Another jump placed me on the garden path that led to the fountain. No sooner had I landed there than time seemed to return to normal. Wham! Someone had just slammed into me. It was Robert and I was surrounded by the followers.
“Ashley! Where’d you come from? No matter,” he said, breathing hard from a combination of panic and exertion. “We’ve got to get out of here! The mirror’s gone! Can you help us?”
“How?” I answered, befuddled. I had no idea of how to help him, let alone from what. “What’s going on here?”
“Creatures,” Kenny answered. “They’re loose
inside the mansion. We don’t know how they got there. They’re horrible, like zombies or ghouls or something. And they’re after us.”
“I don’t know how to help you,” I confessed.
“But you got out of here the last time without using the mirror,” Antonio said.
“The only other way I know is the reflecting pool,” I answered, “but I don’t think that will work with so many people.”
“We don’t have a choice,” Robert said. “The reflecting pool, people!”
“Geoffrey!” I heard Ben yell as he herded the group forward. “Where are you?”
“Ben,” I told him. “Don’t worry about Geoffrey. He can take care of himself.”
“He’s missing,” he said.
“Just look after yourself now,” I advised.
We all started to run toward the reflecting pool, not knowing what we would do once we got there. We’d just come up to the two stone guards when the screams of those in front of us pierced the air.
“It’s gone! The reflecting pool, it’s not here anymore! It’s disappeared!” they cried.
Ben and I caught up with the others, who were already gathered on the stone platform. Standing around the spot where the pool used to be, they were completely confused and baffled as to what to do next.
“They’re coming!” Illea screamed, as she pointed behind me.

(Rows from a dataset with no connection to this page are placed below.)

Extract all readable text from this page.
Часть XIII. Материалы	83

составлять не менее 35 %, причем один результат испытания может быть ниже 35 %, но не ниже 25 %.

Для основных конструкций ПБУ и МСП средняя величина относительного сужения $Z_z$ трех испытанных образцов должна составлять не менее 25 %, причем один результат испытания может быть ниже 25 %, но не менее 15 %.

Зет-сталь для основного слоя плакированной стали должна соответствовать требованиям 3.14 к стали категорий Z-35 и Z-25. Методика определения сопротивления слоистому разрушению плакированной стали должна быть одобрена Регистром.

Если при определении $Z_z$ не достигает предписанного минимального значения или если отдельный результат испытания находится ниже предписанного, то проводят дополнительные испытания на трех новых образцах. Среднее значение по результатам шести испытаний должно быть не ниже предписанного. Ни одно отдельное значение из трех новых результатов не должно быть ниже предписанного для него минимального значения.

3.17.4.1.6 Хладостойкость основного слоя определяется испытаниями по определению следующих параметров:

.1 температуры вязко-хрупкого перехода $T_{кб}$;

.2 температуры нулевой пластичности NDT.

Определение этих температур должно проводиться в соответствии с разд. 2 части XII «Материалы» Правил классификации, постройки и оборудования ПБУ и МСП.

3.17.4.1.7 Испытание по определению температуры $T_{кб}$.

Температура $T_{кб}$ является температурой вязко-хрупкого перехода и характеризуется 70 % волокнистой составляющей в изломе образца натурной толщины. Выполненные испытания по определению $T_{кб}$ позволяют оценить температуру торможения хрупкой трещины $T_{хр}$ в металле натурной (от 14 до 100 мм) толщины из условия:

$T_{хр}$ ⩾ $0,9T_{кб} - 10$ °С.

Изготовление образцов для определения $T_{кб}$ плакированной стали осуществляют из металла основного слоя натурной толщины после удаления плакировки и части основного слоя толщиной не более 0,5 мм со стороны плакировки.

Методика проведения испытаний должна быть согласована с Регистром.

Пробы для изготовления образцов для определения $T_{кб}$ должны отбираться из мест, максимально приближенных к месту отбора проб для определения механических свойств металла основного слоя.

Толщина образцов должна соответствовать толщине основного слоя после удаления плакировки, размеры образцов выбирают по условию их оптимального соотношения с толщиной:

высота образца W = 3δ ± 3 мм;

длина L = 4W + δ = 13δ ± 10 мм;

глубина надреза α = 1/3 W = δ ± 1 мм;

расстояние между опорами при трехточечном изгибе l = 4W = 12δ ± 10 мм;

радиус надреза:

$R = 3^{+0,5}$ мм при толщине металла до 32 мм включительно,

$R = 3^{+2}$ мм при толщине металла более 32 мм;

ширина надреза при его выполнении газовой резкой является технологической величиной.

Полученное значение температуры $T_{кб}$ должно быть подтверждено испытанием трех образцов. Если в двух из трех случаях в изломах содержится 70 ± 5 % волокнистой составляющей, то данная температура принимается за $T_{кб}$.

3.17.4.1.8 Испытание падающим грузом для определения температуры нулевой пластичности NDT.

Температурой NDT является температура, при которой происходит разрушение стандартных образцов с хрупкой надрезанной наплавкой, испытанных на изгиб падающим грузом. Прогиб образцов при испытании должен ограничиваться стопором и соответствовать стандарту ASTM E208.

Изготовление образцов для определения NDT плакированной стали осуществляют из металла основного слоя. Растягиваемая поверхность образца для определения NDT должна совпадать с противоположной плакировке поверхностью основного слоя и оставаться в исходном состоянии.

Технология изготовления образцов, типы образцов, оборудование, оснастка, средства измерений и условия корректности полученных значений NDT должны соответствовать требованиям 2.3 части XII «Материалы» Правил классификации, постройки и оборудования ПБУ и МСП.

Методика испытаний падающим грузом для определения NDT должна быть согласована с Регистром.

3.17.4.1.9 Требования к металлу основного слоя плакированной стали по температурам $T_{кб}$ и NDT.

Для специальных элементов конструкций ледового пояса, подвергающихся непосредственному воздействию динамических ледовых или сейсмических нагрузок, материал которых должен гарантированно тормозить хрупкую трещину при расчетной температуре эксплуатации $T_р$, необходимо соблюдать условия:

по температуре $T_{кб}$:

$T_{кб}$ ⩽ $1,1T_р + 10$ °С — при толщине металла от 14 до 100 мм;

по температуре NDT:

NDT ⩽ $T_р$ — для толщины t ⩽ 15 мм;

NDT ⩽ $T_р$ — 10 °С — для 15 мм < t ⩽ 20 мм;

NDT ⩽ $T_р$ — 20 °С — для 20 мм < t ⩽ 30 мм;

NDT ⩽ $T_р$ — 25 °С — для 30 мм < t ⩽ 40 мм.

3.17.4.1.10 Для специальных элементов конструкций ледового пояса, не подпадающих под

When I looked to the direction in which she was pointing, I saw the ghoulish brigade of creatures that had once attacked me shuffling up the walk, already nearing the fountain, a lackluster army walking to the sluggish cadence of a slow, non-rhythmic beat of “help me”. Upon seeing these creatures again, horror gripped my heart.
“Run!” I screamed.
“Where?” asked Timothy.
“I don’t know!” I said. “Just run! We can’t let them catch us!”
As if on cue, the two stone guards turned around, raised their hands and pointed to the same place.